ある日、ふたりが ひなたぼっこを していると……。
「そうだんしたいことがあるの」
そう言って、オハナヒメがやってきました。
「そうだんってなあに?」
「うん……。わたし、おひめさまだから、いつも おしとやかにしていなきゃいけない、かわいくしなきゃいけないって 思ってたんだけど……。なんだか 少し つかれてきちゃったの。いつも言いたいことを言い合って 楽しそうにしているふたりが うらやましいな……」
それを聞いて、シータンとソータンはびっくり!
「え? なんでオハナヒメは、おひめさまは いつもおしとやかにしていなきゃいけないって 思いこんでいるの?」
「どうして おひめさまだと かわいくしなきゃいけないの?」
そういって、ふたりともふしぎそうに首をかしげています。
「走りたいときは 走っていいし、おこりたいときは おこったっていい。
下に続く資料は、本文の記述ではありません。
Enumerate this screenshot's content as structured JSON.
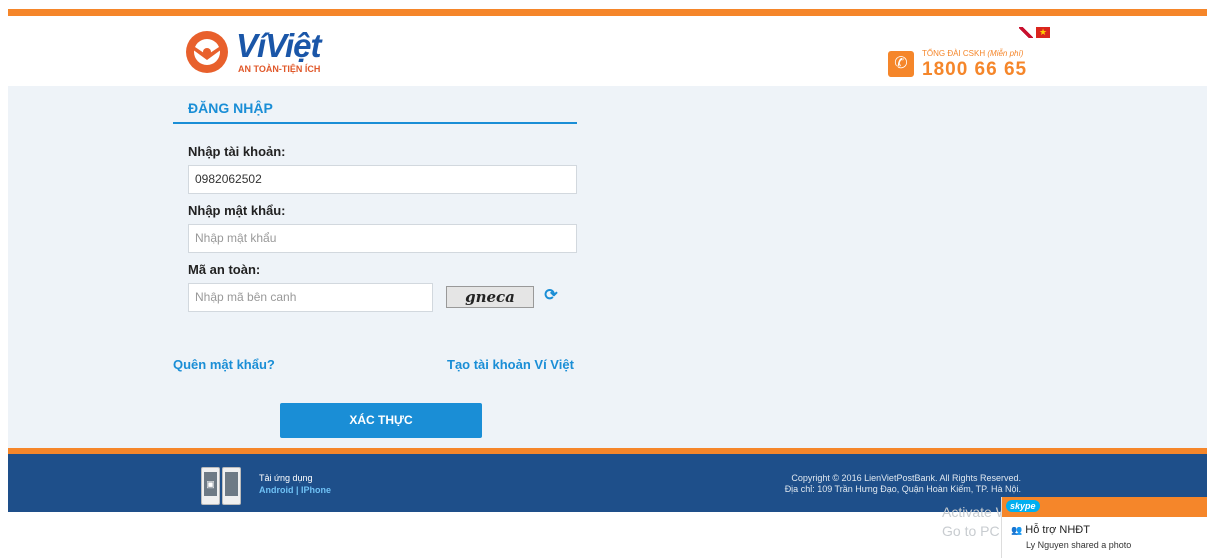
{
  "brand": {
    "name": "VíViệt",
    "tagline": "AN TOÀN-TIỆN ÍCH"
  },
  "hotline": {
    "label": "TỔNG ĐÀI CSKH",
    "label_note": "(Miễn phí)",
    "number": "1800 66 65"
  },
  "flags": [
    "uk-flag",
    "vn-flag"
  ],
  "login": {
    "title": "ĐĂNG NHẬP",
    "account_label": "Nhập tài khoản:",
    "account_value": "0982062502",
    "password_label": "Nhập mật khẩu:",
    "password_placeholder": "Nhập mật khẩu",
    "captcha_label": "Mã an toàn:",
    "captcha_placeholder": "Nhập mã bên canh",
    "captcha_text": "gneca",
    "forgot_link": "Quên mật khẩu?",
    "register_link": "Tạo tài khoản Ví Việt",
    "submit": "XÁC THỰC"
  },
  "footer": {
    "app_label": "Tải ứng dụng",
    "app_links": "Android | IPhone",
    "copyright": "Copyright © 2016 LienVietPostBank. All Rights Reserved.",
    "address": "Địa chỉ: 109 Trần Hưng Đạo, Quận Hoàn Kiếm, TP. Hà Nội."
  },
  "overlay": {
    "watermark_line1": "Activate Windows",
    "watermark_line2": "Go to PC settings to activate Windows.",
    "skype_logo": "skype",
    "skype_contact": "Hỗ trợ NHĐT",
    "skype_activity": "Ly Nguyen shared a photo"
  },
  "colors": {
    "orange": "#f5862a",
    "blue": "#1a8ed6",
    "navy": "#1e4f8a"
  }
}
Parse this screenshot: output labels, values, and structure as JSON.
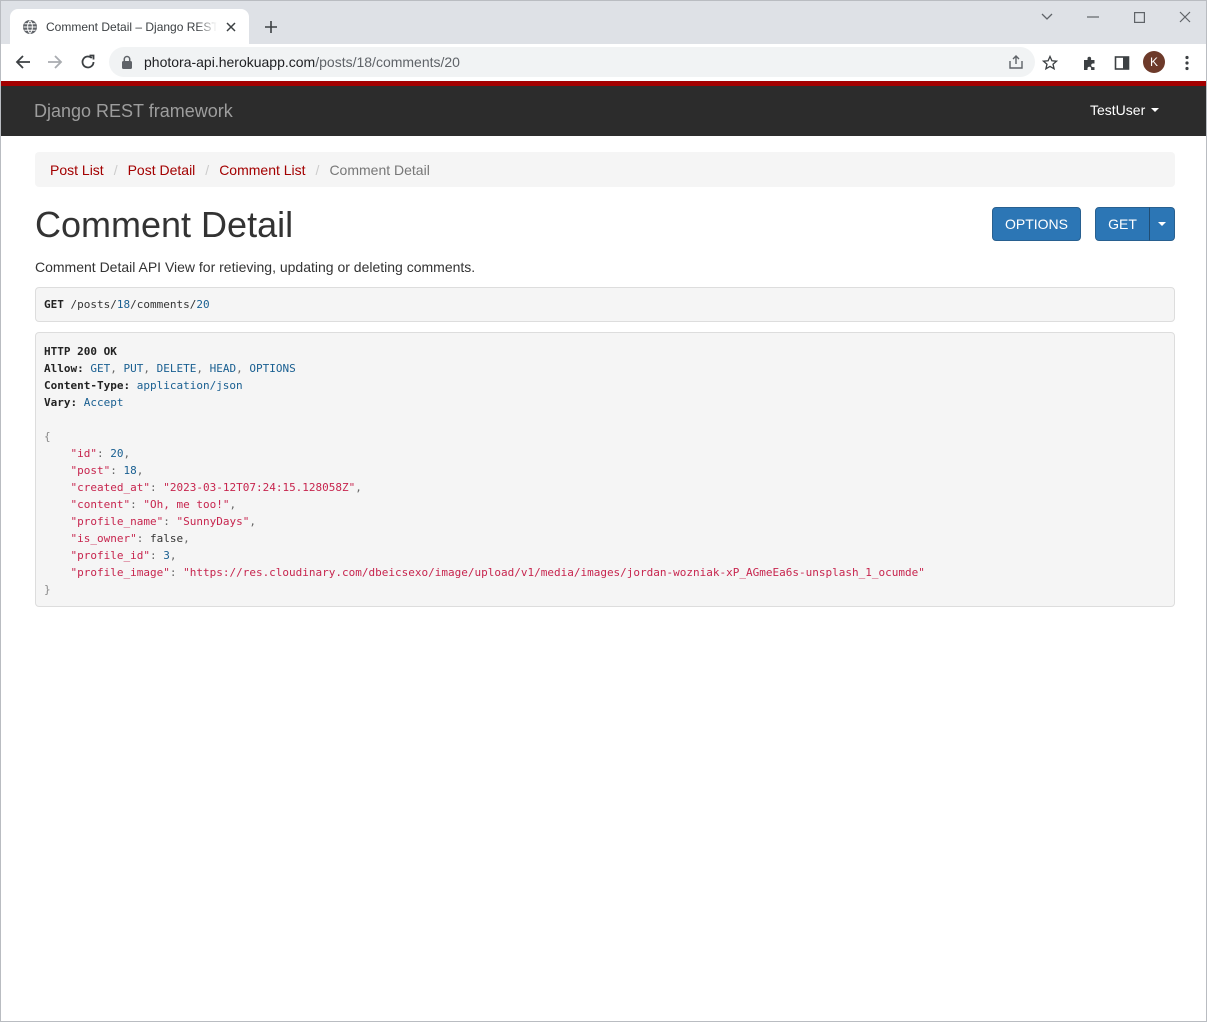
{
  "browser": {
    "tab_title": "Comment Detail – Django REST framework",
    "url_host": "photora-api.herokuapp.com",
    "url_path": "/posts/18/comments/20",
    "profile_initial": "K"
  },
  "navbar": {
    "brand": "Django REST framework",
    "user": "TestUser"
  },
  "breadcrumb": {
    "items": [
      "Post List",
      "Post Detail",
      "Comment List"
    ],
    "active": "Comment Detail",
    "separator": "/"
  },
  "page": {
    "title": "Comment Detail",
    "description": "Comment Detail API View for retieving, updating or deleting comments.",
    "options_button": "OPTIONS",
    "get_button": "GET"
  },
  "request": {
    "method": "GET",
    "path_parts": [
      "/posts/",
      "18",
      "/comments/",
      "20"
    ]
  },
  "response": {
    "status": "HTTP 200 OK",
    "allow_label": "Allow:",
    "allow": [
      "GET",
      "PUT",
      "DELETE",
      "HEAD",
      "OPTIONS"
    ],
    "content_type_label": "Content-Type:",
    "content_type": "application/json",
    "vary_label": "Vary:",
    "vary": "Accept",
    "open_brace": "{",
    "close_brace": "}",
    "fields": [
      {
        "key": "\"id\"",
        "value": "20",
        "kind": "lit"
      },
      {
        "key": "\"post\"",
        "value": "18",
        "kind": "lit"
      },
      {
        "key": "\"created_at\"",
        "value": "\"2023-03-12T07:24:15.128058Z\"",
        "kind": "str"
      },
      {
        "key": "\"content\"",
        "value": "\"Oh, me too!\"",
        "kind": "str"
      },
      {
        "key": "\"profile_name\"",
        "value": "\"SunnyDays\"",
        "kind": "str"
      },
      {
        "key": "\"is_owner\"",
        "value": "false",
        "kind": "plain"
      },
      {
        "key": "\"profile_id\"",
        "value": "3",
        "kind": "lit"
      },
      {
        "key": "\"profile_image\"",
        "value": "\"https://res.cloudinary.com/dbeicsexo/image/upload/v1/media/images/jordan-wozniak-xP_AGmeEa6s-unsplash_1_ocumde\"",
        "kind": "str"
      }
    ]
  },
  "colors": {
    "accent_red": "#a30000",
    "button_blue": "#2c76b5",
    "navbar_bg": "#2c2c2c"
  }
}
ムリしておしとやかにしたり、かわいくしたりする ひつようは ないんだよ。みんながどう思うかじゃなくて、自分がどうしたいかを大切にしなくっちゃ」
「そうだよ! だって、オハナヒメはオハナヒメなんだから!」
「わたしは、わたし……?」
オハナヒメの顔が、ぱあっと明るくなりました。
「そうね! わたし、本当はかっこいい おようふくも 大すきなの。食べることも大すきだし、うごき回ることも大すき! おひめさまだから、女の子だから、いつもかわいく わらっていなきゃいけないと思っていたけれど、それは かってな思いこみだったのかもしれないな……。ありがとう、シータン、ソータン!」
それからのオハナヒメは、きものではなく ようふくをきてみたり、友だちと思いっきり外を走り回ったりと元気いっぱい! コックーのおいしいおりょうりを 思うぞんぶん食べることもふえました。
「あ! オハナヒメ! 今日はかっこいいねー!」
「ふふふ、ありがとう。シータン、ソータン!」
オハナヒメは前よりもうんとしあわせそう。そんなオハナヒメを見て、シータンとソータン、そしてみらいたうんのなかまたちは、さらにハッピーなきもちになりました。